Towards the end of last year and into 2023 there were several signs that Tesla could be planning a significant investment in Canada, and in particular in Ontario. While nothing has come to fruition yet, newly released government documents show the Ontario provincial government has been working closely with Tesla for at least the last three years to make it happen.
According to documents obtained through a Freedom of Information request by Electric Autonomy, there has been a lengthy series of meetings and exchanges between Tesla and Ontario officials from 2020 to 2023, showing just how serious the government was in their efforts to land a major investment from the automaker.
The documents disclose a high level of interaction between Ontario’s government and Tesla’s decision-makers, including Elon Musk himself. In December 2022, a commercial officer at the Ontario Trade and Investment Office in Dallas forwarded an article to Musk, announcing Canada’s intention to subsidize EV battery production. The documents also reveal that Ontario officials, from the Minister of Economic Development, Job Creation, and Trade to the Minister of Energy, have been actively engaged with Tesla, seeking to capitalize on “investment opportunities.”

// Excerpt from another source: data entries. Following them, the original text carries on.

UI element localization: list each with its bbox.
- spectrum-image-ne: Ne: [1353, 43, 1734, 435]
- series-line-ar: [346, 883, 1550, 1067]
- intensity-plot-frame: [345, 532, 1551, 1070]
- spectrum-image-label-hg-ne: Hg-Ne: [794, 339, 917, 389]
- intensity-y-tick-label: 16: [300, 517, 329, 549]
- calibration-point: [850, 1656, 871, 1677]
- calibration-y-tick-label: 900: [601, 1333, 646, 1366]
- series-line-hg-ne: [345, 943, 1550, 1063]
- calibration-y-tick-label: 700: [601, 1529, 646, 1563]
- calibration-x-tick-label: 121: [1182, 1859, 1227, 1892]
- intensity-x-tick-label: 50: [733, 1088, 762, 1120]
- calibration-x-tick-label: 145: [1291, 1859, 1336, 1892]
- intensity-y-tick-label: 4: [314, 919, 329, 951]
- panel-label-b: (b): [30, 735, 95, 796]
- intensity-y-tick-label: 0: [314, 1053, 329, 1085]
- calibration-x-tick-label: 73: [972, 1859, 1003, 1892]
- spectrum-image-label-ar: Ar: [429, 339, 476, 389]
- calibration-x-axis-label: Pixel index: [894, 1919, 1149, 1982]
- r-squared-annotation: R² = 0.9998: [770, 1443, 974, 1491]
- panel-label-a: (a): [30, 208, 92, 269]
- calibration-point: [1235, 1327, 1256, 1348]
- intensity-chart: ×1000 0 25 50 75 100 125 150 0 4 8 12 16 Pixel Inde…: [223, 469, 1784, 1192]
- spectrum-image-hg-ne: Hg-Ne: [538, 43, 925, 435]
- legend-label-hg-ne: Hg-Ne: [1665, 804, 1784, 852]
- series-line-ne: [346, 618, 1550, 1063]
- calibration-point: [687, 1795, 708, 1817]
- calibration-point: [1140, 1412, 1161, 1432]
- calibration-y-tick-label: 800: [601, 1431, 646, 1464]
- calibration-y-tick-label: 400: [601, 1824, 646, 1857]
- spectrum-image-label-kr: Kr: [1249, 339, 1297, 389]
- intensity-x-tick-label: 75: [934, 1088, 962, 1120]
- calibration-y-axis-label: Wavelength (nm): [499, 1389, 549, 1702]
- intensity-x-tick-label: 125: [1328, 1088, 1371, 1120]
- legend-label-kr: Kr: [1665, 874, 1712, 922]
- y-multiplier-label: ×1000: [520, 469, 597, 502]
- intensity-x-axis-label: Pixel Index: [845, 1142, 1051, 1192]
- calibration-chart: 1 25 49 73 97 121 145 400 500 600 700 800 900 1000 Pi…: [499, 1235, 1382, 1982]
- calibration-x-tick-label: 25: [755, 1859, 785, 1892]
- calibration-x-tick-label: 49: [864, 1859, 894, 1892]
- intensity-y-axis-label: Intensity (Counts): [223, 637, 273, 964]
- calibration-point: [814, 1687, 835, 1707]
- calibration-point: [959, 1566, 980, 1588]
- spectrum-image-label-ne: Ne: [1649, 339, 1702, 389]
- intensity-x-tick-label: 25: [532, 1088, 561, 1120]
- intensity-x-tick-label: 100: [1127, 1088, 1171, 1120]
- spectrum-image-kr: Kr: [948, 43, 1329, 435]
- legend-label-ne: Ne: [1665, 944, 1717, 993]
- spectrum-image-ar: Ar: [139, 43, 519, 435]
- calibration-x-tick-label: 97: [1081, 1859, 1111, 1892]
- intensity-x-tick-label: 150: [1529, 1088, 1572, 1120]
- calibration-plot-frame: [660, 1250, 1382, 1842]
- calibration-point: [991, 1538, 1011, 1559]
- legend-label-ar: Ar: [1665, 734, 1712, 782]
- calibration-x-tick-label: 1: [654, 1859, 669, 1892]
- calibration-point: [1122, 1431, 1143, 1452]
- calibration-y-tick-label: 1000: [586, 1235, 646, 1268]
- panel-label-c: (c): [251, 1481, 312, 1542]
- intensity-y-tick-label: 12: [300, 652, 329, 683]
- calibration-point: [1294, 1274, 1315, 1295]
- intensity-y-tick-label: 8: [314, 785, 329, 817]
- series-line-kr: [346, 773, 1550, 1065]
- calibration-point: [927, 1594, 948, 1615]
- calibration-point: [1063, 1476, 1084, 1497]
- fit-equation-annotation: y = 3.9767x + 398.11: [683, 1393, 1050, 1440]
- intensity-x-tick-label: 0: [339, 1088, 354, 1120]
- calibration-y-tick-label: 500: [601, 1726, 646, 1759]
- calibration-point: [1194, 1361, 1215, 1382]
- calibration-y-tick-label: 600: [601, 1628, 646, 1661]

Of the 150 documents released under the FOI request, just 20 were made accessible, with many heavily redacted. Despite this, a lot of interesting information was still obtained. In one briefing note from the fall of 2022, at the height of the rumours of a Tesla investment in Canada, a senior policy advisor highlighted Ontario as a world-class automotive supply base, a growing EV assembly and battery supply chain, clean energy sources, critical mineral resources, a skilled workforce, and a thriving R&D ecosystem.
The documents also refer to Tesla’s undisclosed Canadian activities, which were redacted due to privacy laws. These include details about Tesla’s R&D facilities in Canada, beyond the advanced battery lab led by Jeff Dahn Lab at Dalhousie University. Additionally, the correspondence reveals Tesla’s interest in potential collaborations with Canadian universities and research networks for connected and autonomous vehicle development.
While many were hoping Canada would land Tesla’s next Gigafactory location, that location eventually ended up being Mexico. But all hope is not lost as Tesla is expected to announce the location of their next Gigafactory before the end of the year, although a location outside of North America appears to be likely. That leaves the possibility open that Tesla could expand into Canada with a battery production facility, something which Volkswagen has already announced plans to do in St. Thomas, Ontario.